Сорок пять | страница 24



При появлении осужденного толпа, как по волшебству, разместилась на площади ярусами: мужчины, женщины, дети располагались друг перед другом. Всякий раз как над этим волнующимся морем возникала новая голова, ее тотчас же отмечало бдительное око Сальседа: в одну секунду он мог заметить столько, сколько другие обозрели бы лишь за час. Время, ставшее вдруг столь драгоценным, в десять, даже во сто раз обострило его возбужденное сознание.

Бросив на новое, незнакомое лицо молниеносный взгляд, Сальсед снова мрачнел и переносил все свое внимание куда-нибудь в другое место.

Однако палач уже завладел им и теперь привязывал к эшафоту, в самом центре его, охватив веревкой поперек туловища.

По знаку, поданному лейтенантом Таншоном, распоряжавшимся приведением приговора в исполнение, два лучника, пробиваясь через толпу, уже направились за лошадьми.

При других обстоятельствах, направляйся они по другому делу, лучники и шагу не смогли бы ступить в такой толчее. Но толпа знала, зачем идут лучники, она расступилась, давая дорогу, как в переполненном театре всегда освобождают место для актеров, исполняющих главные роли.

В ту же минуту у дверей королевской ложи послышался какой-то шум, и служитель, приподняв портьеру, доложил их величествам, что председатель парламента Бриссон и четверо советников, из которых один был докладчиком по делу Сальседа, просят разрешения переговорить с королем по поводу казни.

— Отлично, — сказал король.

Обернувшись к Екатерине, он прибавил:

— Ну вот, матушка, теперь вы будете довольны.

В знак одобрения Екатерина слегка кивнула головой.

— Сир, прошу вас об одной милости, — обратился к королю Жуаез.

— Говори, Жуаез, — ответил король, — и если ты просишь милости не для осужденного…

— Будьте покойны, ваше величество.

— Я слушаю.

— Сир, есть нечто такое, чего не переносят глаза моего брата, а в особенности мои: это красные и черные одеяния. Пусть ваше величество по доброте своей разрешит нам удалиться.

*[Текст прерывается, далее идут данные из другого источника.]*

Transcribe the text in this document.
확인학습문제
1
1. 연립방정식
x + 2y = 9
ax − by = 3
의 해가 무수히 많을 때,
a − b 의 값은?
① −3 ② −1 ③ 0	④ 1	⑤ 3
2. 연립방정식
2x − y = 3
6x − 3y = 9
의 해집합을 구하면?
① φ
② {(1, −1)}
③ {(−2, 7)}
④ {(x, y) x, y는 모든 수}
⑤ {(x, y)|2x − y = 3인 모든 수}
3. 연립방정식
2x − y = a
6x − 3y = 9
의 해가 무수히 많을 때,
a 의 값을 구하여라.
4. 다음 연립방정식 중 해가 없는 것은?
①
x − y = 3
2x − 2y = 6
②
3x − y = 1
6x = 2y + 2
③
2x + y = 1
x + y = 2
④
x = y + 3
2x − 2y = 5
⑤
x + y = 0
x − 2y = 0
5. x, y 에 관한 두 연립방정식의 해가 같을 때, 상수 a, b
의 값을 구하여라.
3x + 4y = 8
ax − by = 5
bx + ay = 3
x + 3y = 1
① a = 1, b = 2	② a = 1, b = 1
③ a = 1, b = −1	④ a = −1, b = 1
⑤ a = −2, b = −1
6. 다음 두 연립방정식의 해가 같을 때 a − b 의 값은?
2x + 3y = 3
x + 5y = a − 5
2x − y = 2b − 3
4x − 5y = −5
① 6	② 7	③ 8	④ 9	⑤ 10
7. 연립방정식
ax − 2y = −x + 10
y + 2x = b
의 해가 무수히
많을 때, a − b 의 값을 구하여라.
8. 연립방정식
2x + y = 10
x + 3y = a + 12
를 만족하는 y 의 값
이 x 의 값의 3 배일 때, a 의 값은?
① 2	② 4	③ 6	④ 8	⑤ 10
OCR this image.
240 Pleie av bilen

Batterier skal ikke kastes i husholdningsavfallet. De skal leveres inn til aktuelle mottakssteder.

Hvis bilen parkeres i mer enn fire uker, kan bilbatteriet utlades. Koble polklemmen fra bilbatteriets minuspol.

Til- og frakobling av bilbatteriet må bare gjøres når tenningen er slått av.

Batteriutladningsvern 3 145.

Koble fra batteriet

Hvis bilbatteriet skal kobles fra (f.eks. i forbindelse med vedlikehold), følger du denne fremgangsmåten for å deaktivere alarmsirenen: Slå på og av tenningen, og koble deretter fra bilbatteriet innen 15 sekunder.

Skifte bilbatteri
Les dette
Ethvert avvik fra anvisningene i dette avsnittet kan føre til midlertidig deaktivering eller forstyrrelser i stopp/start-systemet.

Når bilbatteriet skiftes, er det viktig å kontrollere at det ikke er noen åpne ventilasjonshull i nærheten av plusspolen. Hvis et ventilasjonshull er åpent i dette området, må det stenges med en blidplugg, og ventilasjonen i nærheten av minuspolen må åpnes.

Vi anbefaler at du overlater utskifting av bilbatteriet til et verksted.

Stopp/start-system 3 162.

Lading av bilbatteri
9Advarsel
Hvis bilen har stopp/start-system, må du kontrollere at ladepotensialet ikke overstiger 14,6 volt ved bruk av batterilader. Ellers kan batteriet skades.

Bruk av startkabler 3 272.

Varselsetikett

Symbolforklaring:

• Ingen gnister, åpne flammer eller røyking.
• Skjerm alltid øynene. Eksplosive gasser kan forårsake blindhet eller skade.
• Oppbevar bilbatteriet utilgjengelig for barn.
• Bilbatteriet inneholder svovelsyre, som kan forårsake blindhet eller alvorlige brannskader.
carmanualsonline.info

— Как?! Неужели вас столь мало волнуют мои дела, господин де Жуаез, что вы хотите уйти от меня в такой момент? — вскричал Генрих.

— Не извольте так думать, сир: все, что касается вашего величества, меня глубоко трогает. Но натура моя так жалка — слабая женщина и та сильнее меня. Как увижу казнь, так потом целую неделю болен. А ведь теперь, когда мой брат, не знаю уж почему, перестал смеяться, при дворе смеюсь я один: сами посудите, во что превратится несчастный Лувр, и без того такой унылый, если из-за меня станет еще мрачней? А потому смилуйтесь, ваше величество…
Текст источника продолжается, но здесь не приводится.